Ему уже лет за срок. Был он с жиденькой бороденкой и с усами пепельного цвета. В серых задумчивых глазах его постоянно трепетал страх. Обветшалый, заношенный сюртук Терентия, очевидно, был из жалости подарен ему каким-то сердобольным чиновником И весь он жалкий, пришибленный жизнью, грязный, с космами седых свалявшихся волос. А было время, этот человек имел семью, хозяйство, трудился. Да глядя на других соседей, вздумал поручиться за плута подрядчика, а тот бессовестно надул их всех, и увели у Терентия последнюю скотину со двора, разорили мужика. Терентий вздумал судиться с подрядчиком, но прогорел окончательно, израсходовал последние гроши, ничего не добился и тронулся умом. Теперь он и сам не помнит, который год бродит бездомным бродягой и где его семья. В этих местах его знает каждый. Временами он как будто приходит в себя и рассуждает толково и работает, как все, а потом вдруг найдет на него и начнет блажить, бросает все и уходит куда глаза глядят.

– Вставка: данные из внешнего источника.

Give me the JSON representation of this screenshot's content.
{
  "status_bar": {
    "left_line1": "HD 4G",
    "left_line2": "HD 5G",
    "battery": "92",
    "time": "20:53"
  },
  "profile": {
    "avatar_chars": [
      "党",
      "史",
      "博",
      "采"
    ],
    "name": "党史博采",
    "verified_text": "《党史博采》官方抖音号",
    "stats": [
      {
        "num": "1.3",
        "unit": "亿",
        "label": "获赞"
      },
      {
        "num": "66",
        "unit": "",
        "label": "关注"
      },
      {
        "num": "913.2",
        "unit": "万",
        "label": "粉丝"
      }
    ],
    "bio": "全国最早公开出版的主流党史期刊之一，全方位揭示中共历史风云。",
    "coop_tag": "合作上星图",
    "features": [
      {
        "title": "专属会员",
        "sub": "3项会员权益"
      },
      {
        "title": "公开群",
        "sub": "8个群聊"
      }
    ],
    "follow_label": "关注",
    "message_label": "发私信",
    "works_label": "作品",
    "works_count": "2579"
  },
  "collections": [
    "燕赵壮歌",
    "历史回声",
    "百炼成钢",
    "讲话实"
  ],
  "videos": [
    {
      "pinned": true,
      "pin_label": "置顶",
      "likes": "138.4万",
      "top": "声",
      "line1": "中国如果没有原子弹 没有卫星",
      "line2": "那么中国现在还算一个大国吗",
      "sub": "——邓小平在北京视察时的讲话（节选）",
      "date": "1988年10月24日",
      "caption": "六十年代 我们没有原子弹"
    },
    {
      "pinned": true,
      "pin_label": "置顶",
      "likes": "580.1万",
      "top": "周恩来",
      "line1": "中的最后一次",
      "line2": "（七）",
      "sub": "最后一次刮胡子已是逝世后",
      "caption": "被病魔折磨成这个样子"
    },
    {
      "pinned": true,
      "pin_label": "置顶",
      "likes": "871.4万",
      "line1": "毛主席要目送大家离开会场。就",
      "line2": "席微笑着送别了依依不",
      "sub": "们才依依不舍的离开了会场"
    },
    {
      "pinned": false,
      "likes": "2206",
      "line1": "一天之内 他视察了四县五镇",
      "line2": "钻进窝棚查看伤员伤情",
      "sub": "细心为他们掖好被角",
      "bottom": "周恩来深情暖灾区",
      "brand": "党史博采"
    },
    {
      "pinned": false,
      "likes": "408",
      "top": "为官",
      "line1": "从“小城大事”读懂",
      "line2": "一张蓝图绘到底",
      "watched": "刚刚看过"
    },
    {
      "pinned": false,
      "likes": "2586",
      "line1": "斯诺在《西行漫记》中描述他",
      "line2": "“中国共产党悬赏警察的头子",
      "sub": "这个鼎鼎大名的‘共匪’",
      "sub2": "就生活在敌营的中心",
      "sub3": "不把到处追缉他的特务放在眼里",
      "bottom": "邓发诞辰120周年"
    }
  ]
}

Здесь его держали на побегушках. Кому что понадобится, тот и кричал ему:
— Эй, Теря — глухая тетеря, сбегай за лопатой!
— Терень, наколи дров!
— Тереха, дружище, воды принеси!
И Терентий бежит за водой, колет дрова, послушно выполняет все, что ни велят. Иногда хозяин оставляет его за сторожа, подкармливает его и даже разрешает ночевать в углу сарайчика, под навесом.
Домна жалела этого несчастного и теперь искренне предложила ему:
— Дядя Терентий, давай я принесу воды!
Но Терень недоверчиво отстранился:
— Сам принесу.
— Отдохни тут, посиди. Давай ведра!
— Не дам! Ишь нашла дурака! — Терентий еще крепче ухватился за ведра, отошел к яме и стал черпать оттуда дождевую воду.
— Чего ты испугался? Боишься, ведра стащу?
— А то нет! Ведра-то хозяйские!
— Я вместе с вами работаю. Неужели не помнишь меня?
— Леший вас разберет! Все вы на одну мерку, — отвернувшись, ворчал Терентий. Он явно был не в духе.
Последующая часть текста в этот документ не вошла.